RFC 2822 (common in email headers) and the HTTP Date header use a format like "Tue, 15 Jan 2024 09:30:00 GMT". JavaScript's toUTCString() produces this format, and Date.parse() can read both it and ISO 8601, so this single tool can convert dates coming from many different sources — log files, API headers, database dumps, and more.

Frequently asked questions

What date formats can I enter?
ISO 8601 (2024-01-15T09:30:00Z), RFC 2822 (Mon, 15 Jan 2024 09:30:00 GMT), Unix timestamps (a number in seconds or milliseconds), and most common date strings recognized by the browser's Date.parse().

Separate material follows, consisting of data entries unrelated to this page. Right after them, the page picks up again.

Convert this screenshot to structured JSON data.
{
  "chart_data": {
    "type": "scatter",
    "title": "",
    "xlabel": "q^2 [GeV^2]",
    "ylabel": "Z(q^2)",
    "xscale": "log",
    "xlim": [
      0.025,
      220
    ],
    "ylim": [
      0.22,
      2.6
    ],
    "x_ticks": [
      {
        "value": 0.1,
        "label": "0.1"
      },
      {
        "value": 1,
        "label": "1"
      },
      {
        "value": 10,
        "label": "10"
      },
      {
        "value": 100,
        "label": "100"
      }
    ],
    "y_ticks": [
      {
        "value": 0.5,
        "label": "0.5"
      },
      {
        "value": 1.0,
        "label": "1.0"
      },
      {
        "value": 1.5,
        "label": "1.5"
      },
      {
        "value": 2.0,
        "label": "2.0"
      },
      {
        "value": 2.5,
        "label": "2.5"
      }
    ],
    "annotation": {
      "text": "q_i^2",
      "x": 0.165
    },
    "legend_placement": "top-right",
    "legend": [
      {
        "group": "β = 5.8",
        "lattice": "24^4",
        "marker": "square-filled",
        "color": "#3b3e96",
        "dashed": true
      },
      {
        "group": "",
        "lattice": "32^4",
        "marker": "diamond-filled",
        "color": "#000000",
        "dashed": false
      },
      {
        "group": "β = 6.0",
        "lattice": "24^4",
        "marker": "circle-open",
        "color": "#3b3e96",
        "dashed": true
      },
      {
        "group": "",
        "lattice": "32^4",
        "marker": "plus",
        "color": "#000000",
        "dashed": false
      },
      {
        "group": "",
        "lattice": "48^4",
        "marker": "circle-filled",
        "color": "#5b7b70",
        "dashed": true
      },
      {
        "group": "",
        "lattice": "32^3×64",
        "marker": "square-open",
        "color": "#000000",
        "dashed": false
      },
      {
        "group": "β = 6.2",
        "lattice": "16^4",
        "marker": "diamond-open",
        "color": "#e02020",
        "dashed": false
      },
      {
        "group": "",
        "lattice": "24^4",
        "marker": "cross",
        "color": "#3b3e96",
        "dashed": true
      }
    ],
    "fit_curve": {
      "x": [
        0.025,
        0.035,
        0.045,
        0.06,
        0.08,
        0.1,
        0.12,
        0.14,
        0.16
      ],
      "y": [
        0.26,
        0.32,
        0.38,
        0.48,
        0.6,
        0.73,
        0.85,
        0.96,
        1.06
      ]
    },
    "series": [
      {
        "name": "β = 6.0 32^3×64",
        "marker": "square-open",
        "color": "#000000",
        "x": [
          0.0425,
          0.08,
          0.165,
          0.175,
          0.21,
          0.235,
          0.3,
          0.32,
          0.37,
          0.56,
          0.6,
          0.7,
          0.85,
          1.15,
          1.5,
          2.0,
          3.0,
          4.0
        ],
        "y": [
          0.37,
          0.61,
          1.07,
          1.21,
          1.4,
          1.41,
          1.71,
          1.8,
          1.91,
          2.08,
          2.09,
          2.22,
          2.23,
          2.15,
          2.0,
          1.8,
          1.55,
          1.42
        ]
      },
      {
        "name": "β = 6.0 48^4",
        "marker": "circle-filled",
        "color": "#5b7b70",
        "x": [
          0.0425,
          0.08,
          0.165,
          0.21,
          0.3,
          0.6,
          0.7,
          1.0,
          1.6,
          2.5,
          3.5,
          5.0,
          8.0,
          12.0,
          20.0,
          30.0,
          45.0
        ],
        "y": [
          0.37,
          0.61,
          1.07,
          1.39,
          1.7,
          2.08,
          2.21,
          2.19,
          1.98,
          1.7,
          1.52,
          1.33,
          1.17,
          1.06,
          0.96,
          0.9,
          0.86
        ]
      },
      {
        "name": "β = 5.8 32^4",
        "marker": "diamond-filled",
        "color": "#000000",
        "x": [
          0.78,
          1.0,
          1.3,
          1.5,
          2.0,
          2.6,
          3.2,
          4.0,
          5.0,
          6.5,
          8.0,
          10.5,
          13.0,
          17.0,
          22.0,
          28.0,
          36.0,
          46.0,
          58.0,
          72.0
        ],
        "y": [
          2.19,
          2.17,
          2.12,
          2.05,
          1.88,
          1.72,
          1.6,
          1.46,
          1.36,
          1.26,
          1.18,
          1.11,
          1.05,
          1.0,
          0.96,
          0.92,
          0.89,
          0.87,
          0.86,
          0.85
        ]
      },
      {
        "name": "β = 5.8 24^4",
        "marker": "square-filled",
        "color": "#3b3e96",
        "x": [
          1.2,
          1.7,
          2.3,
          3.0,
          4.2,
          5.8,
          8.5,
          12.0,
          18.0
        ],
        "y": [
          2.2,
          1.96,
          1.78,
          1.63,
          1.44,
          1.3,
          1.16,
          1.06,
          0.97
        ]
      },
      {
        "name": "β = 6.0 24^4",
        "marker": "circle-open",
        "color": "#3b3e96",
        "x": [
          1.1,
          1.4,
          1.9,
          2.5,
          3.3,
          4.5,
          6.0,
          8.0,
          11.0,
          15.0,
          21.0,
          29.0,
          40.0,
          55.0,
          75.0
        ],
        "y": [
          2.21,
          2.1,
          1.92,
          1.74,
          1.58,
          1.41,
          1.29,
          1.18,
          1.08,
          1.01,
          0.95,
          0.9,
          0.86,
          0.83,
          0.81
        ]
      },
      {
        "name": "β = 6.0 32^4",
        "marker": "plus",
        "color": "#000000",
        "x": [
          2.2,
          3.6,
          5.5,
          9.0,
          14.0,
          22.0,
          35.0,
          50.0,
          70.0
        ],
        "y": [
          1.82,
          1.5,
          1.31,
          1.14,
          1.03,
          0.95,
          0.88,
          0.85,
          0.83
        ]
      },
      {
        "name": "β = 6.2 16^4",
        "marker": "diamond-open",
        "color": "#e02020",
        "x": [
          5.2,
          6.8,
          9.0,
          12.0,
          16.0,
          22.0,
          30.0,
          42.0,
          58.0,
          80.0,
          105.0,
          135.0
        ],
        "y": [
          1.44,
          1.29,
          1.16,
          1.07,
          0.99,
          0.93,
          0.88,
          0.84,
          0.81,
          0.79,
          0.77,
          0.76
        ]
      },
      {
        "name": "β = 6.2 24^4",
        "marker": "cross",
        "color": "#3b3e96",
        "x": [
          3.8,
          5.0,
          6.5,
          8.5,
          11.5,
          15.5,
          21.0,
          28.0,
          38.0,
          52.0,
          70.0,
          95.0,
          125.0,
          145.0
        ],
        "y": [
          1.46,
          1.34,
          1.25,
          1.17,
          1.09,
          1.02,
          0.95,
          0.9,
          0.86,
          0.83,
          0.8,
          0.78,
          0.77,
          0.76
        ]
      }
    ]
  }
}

How does the tool know if a Unix timestamp is seconds or milliseconds?
If the input is purely numeric, it is classified by digit count: 10-11 digits is treated as seconds (e.g. 1700000000), and 13 digits as milliseconds (e.g. 1700000000000).
How is the ISO 8601 for the selected offset computed?
The UTC instant has the selected offset (in minutes) added to it to get the "wall clock" time at that offset, which is then formatted as year-month-day hour:minute:second.milliseconds with the offset appended as +HH:MM or -HH:MM. The result is always the same regardless of your browser's local timezone setting.
Is the date I enter sent to a server?
No. All conversion happens entirely in your browser's JavaScript and is never sent to a server.